Il se leva donc, et fit sa toilette pour s'éclaircir les idées. L'eau était froide, le petit déjeuner frugal. Il n'avait bien sûr pas réveillé Anastasia quand il s'était levé. C'était ainsi, le même rituel chaque matin, depuis des années. Il fit le petit déjeuner pour sa fille, qui se réveillerait bientôt, et prit dans son bureau tous les papiers nécessaires à la réunion de ce matin. Puis il sortit, laissant à Kern le soin de fermer la porte.

La cour blanche dans l'aube était une merveille. Il faisait beau, et une nappe de brume sortie des fontaines et des canaux donnait une atmosphère fantomatique à l'ensemble, transpercé par les rayons obliques du soleil à l'est. Les arbres juste fleuris déployaient leurs branchages blancs, et l'air frais et odorant de ce printemps était particulièrement agréable. Le palais au milieu s'élevait comme un monolithe préhistorique, comme si l'alignement avec les tours blanches des points cardinaux était lié au mouvement des étoiles. II émergeait blanc de la nappe de brouillard.

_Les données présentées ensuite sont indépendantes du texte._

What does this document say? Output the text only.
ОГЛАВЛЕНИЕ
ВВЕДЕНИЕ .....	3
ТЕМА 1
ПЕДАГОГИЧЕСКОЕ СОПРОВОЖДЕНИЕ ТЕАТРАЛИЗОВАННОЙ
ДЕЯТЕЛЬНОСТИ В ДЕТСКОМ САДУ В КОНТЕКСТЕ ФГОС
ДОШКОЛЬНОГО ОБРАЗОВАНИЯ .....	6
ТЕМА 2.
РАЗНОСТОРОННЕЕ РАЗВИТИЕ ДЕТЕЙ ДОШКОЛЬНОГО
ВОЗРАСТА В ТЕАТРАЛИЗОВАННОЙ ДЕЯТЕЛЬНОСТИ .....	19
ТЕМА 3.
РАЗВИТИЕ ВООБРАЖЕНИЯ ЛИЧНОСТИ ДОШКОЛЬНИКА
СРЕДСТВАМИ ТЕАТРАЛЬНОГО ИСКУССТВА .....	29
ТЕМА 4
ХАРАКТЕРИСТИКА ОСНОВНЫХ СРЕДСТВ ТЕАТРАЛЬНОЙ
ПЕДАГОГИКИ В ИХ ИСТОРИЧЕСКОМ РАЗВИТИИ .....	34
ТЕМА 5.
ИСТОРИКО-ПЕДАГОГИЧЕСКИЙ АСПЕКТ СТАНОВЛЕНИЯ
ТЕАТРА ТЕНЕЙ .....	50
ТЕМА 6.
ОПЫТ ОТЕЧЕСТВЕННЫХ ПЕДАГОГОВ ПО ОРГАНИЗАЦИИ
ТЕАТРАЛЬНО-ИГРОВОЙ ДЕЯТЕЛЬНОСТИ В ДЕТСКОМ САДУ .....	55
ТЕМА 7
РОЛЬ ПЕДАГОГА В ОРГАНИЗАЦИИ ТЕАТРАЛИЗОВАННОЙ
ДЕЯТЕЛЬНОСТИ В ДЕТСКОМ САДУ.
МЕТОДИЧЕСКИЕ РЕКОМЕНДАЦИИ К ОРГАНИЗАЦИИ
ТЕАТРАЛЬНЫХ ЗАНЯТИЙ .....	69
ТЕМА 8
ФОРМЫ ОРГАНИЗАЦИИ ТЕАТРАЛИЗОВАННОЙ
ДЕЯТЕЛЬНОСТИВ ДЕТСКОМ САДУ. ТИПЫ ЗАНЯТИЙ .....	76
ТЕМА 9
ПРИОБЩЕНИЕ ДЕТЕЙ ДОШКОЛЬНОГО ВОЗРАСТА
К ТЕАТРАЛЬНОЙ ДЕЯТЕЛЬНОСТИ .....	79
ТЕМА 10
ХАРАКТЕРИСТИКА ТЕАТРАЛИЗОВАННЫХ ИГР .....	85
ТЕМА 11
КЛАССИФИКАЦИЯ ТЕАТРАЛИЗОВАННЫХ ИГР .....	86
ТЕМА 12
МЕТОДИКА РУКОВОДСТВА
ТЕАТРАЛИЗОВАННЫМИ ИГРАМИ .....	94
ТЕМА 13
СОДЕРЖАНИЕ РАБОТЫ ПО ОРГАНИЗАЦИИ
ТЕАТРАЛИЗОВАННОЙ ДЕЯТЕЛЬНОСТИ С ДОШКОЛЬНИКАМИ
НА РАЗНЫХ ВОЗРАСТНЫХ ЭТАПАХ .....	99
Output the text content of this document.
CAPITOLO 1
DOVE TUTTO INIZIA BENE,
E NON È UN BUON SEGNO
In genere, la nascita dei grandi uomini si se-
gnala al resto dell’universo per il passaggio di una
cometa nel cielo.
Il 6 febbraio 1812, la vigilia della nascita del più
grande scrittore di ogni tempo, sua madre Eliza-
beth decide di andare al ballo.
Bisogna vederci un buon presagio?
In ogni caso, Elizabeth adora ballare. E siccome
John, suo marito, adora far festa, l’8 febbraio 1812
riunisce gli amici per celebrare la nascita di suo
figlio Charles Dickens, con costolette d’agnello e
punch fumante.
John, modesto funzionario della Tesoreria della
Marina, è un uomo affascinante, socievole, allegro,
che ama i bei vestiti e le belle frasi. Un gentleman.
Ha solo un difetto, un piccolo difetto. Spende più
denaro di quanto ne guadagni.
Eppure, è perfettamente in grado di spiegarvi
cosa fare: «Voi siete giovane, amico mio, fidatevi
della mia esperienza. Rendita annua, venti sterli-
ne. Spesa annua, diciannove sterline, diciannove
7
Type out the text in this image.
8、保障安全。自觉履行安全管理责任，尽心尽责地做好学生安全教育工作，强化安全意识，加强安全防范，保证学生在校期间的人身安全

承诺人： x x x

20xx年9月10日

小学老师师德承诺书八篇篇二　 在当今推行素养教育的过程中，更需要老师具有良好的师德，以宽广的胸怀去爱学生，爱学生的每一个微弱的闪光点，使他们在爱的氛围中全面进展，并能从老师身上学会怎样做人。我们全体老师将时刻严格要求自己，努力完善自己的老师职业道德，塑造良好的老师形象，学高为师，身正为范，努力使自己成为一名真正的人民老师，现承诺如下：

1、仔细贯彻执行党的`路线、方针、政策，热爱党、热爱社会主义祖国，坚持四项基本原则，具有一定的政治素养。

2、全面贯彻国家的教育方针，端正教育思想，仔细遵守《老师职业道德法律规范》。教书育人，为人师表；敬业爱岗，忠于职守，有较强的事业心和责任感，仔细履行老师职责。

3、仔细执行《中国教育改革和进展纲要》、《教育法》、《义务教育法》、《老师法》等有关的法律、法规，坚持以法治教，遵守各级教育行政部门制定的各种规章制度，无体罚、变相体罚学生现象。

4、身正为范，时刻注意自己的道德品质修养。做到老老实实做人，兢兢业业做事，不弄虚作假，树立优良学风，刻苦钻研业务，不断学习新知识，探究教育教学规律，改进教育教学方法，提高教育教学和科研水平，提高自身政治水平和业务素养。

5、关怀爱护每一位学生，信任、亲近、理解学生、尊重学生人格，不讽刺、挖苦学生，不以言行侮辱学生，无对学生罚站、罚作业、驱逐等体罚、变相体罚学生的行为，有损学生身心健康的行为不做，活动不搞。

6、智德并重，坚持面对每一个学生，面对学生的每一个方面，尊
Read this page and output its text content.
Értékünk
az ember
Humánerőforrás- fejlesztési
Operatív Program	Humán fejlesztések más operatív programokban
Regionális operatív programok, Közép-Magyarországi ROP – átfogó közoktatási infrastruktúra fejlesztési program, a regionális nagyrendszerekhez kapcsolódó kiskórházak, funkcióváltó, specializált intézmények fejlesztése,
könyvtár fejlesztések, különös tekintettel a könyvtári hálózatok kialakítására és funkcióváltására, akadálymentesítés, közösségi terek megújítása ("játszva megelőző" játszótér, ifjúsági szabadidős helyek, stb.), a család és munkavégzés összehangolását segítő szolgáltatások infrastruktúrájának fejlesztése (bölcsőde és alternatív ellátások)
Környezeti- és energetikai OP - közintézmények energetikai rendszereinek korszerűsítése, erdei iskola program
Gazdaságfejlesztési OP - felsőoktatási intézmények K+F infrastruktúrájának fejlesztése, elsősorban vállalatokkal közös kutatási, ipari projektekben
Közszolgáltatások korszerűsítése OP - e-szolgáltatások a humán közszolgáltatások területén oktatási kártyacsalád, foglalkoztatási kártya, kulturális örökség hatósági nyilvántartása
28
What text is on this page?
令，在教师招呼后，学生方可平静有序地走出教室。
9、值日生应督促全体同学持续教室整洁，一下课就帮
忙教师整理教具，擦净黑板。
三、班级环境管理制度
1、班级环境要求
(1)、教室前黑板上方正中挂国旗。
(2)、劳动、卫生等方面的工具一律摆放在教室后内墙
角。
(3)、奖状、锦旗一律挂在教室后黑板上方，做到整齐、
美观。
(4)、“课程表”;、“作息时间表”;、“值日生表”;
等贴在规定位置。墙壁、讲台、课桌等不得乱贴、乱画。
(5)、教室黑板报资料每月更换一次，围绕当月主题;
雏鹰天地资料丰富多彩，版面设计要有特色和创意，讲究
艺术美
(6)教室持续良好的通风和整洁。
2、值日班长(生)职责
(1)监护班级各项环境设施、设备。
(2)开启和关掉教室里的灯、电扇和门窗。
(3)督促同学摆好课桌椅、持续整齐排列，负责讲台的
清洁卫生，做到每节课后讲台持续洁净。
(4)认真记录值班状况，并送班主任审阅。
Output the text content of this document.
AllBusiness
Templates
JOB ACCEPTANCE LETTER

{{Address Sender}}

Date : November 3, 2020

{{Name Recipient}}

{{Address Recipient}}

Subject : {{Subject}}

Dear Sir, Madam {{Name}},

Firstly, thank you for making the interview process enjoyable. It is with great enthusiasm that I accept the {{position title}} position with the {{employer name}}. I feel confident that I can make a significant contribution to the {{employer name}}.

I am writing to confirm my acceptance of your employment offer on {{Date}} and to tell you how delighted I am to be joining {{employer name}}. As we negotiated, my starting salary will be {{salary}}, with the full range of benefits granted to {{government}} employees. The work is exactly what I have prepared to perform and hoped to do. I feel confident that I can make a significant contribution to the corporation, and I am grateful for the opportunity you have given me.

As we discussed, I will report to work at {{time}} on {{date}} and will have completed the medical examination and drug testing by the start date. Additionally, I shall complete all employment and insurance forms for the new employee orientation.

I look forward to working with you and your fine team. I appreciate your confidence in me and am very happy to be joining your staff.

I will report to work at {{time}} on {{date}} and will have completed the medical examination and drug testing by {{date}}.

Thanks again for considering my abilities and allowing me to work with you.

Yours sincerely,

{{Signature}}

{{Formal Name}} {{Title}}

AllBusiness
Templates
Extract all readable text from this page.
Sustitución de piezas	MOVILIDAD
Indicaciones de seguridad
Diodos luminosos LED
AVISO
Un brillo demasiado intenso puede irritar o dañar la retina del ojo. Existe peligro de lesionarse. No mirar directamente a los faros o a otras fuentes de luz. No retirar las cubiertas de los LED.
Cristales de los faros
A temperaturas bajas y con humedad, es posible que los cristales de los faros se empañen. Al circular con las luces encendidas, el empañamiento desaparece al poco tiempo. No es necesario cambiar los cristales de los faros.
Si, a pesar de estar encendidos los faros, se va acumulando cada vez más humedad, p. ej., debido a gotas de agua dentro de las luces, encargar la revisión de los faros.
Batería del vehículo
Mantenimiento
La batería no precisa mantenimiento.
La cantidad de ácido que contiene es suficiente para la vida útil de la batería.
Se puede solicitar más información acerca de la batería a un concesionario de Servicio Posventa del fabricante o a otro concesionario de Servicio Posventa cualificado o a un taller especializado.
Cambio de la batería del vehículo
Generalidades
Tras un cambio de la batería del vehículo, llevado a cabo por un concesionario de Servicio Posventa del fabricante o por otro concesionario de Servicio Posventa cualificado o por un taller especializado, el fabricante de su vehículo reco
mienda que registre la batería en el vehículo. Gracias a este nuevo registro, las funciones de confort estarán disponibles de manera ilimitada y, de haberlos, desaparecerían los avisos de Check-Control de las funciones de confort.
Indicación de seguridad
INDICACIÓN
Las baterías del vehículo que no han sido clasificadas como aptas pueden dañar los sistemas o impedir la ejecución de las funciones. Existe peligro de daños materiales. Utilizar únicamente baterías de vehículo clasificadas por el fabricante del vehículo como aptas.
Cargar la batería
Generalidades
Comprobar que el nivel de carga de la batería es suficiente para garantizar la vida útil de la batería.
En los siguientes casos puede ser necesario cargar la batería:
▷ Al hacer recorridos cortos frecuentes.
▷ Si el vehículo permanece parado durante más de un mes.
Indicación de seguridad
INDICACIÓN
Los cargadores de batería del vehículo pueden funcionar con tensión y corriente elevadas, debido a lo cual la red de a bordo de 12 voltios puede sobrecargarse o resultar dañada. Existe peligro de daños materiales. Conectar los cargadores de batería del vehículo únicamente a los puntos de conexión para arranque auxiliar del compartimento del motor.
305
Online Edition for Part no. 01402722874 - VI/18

Il monta les marches solitaires, et entra dans le bâtiment du gouvernement. La blancheur était partout, dans le hall circulaire, et seules les grandes baies vitrées et les immenses lettres d'or au plafond "United States of World" enroulées autour d'un globe doré au sommet de la coupole brisaient la monotonie de ce blanc si pur, si froid. Mark aimait cette pièce, plus que la cour blanche. Elle respirait le calme, la lumière, et rappelait les anciens temps qu'il n'avait pas connu, quand on savait encore faire des baies vitrées comme celles là.